Black Americans historically have leaned upon family, friends, the church, sports or music to connect, function and reinforce a sense of belonging.

But the isolation brought on by the contagion from sheltering in place to distance learning has separated family, friends and networks and taken away those safety nets, Tribble said.

"That (dynamic) has significantly and severely changed. You don't have that filter of negotiating your way through life," she said. "Whether it's protest or pain, there really is no wrong emotional feeling. But how do you channel that productively?"

'A lot of people are grieving'

Seeking treatment or finding mental health counsel has also come with its levels of distrust and insecurity because of the disparate treatment Black and brown people have historically received in the behavioral health space and in health care more broadly.

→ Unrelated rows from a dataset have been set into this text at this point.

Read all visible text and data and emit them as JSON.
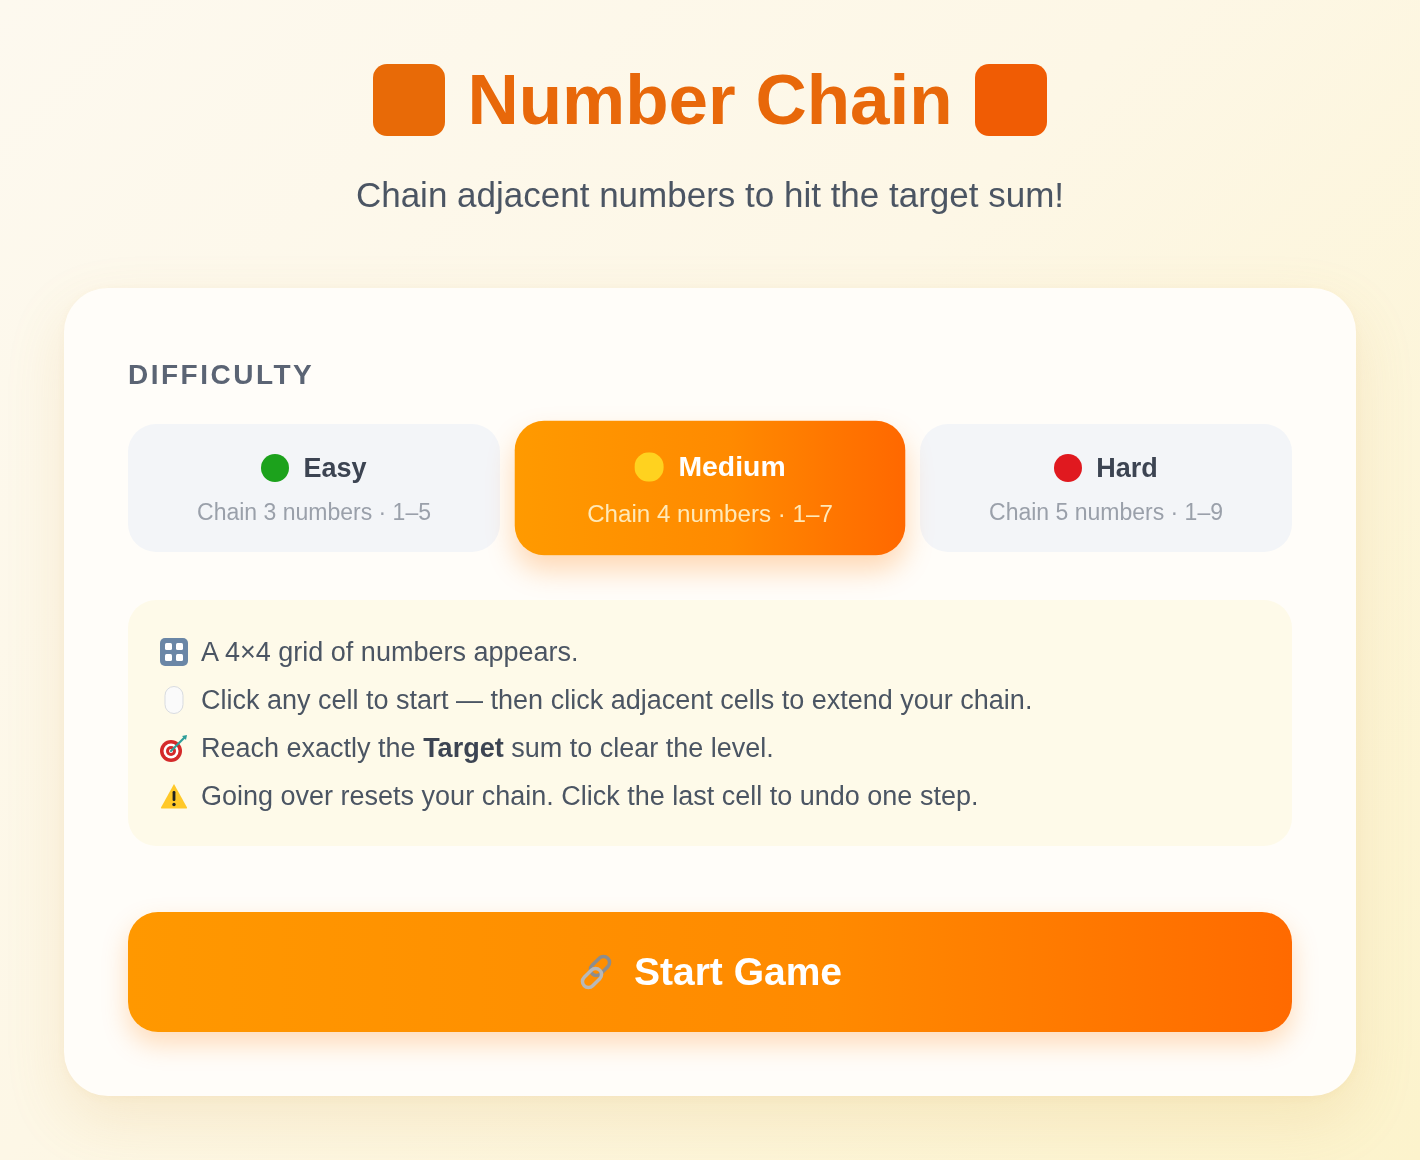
{
  "title": "Number Chain",
  "subtitle": "Chain adjacent numbers to hit the target sum!",
  "difficulty": {
    "heading": "DIFFICULTY",
    "options": [
      {
        "label": "Easy",
        "detail": "Chain 3 numbers · 1–5",
        "color": "#1ca21c",
        "selected": false
      },
      {
        "label": "Medium",
        "detail": "Chain 4 numbers · 1–7",
        "color": "#ffd21f",
        "selected": true
      },
      {
        "label": "Hard",
        "detail": "Chain 5 numbers · 1–9",
        "color": "#e0191f",
        "selected": false
      }
    ]
  },
  "instructions": [
    {
      "kind": "keypad",
      "text": "A 4×4 grid of numbers appears."
    },
    {
      "kind": "mouse",
      "text": "Click any cell to start — then click adjacent cells to extend your chain."
    },
    {
      "kind": "target",
      "text": "Reach exactly the **Target** sum to clear the level."
    },
    {
      "kind": "warning",
      "text": "Going over resets your chain. Click the last cell to undo one step."
    }
  ],
  "start_button": {
    "label": "Start Game"
  }
}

Tribble said she is encouraging people and community groups to reach out to support people of color. Williams, the Harvard researcher, said neighborhoods and community organizations, workplaces and schools can create "environments of psychological safety," to ensure people are treated respectfully and are allowed to express themselves without fear of being judged inferior or jeopardizing their careers.

African Americans increasingly are also choosing other outlets. Takla left her job at Kaiser Permanente to focus exclusively on her clients who are almost entirely Black. She conducts three group sessions per week.

"We're all traumatized by this. A lot of people are grieving for a lot of reasons," Takla said. "We can't be oblivious anymore. We have to have systemic changes in place. We have to totally dismantle and rebuild."

Others, like Land, are choosing to go it alone -- for now.

"It's overwhelming. It's exhausting. It's a challenge to say the least. It's like, 'Where do we begin?' We are all so overwhelmed by the abundance of trauma," Land said. But "there's somebody out there who has it worse. Everybody out there is traumatized, so I do it on my own. COVID is a humanizing bonding agent. Trauma is, too. We're all hurting."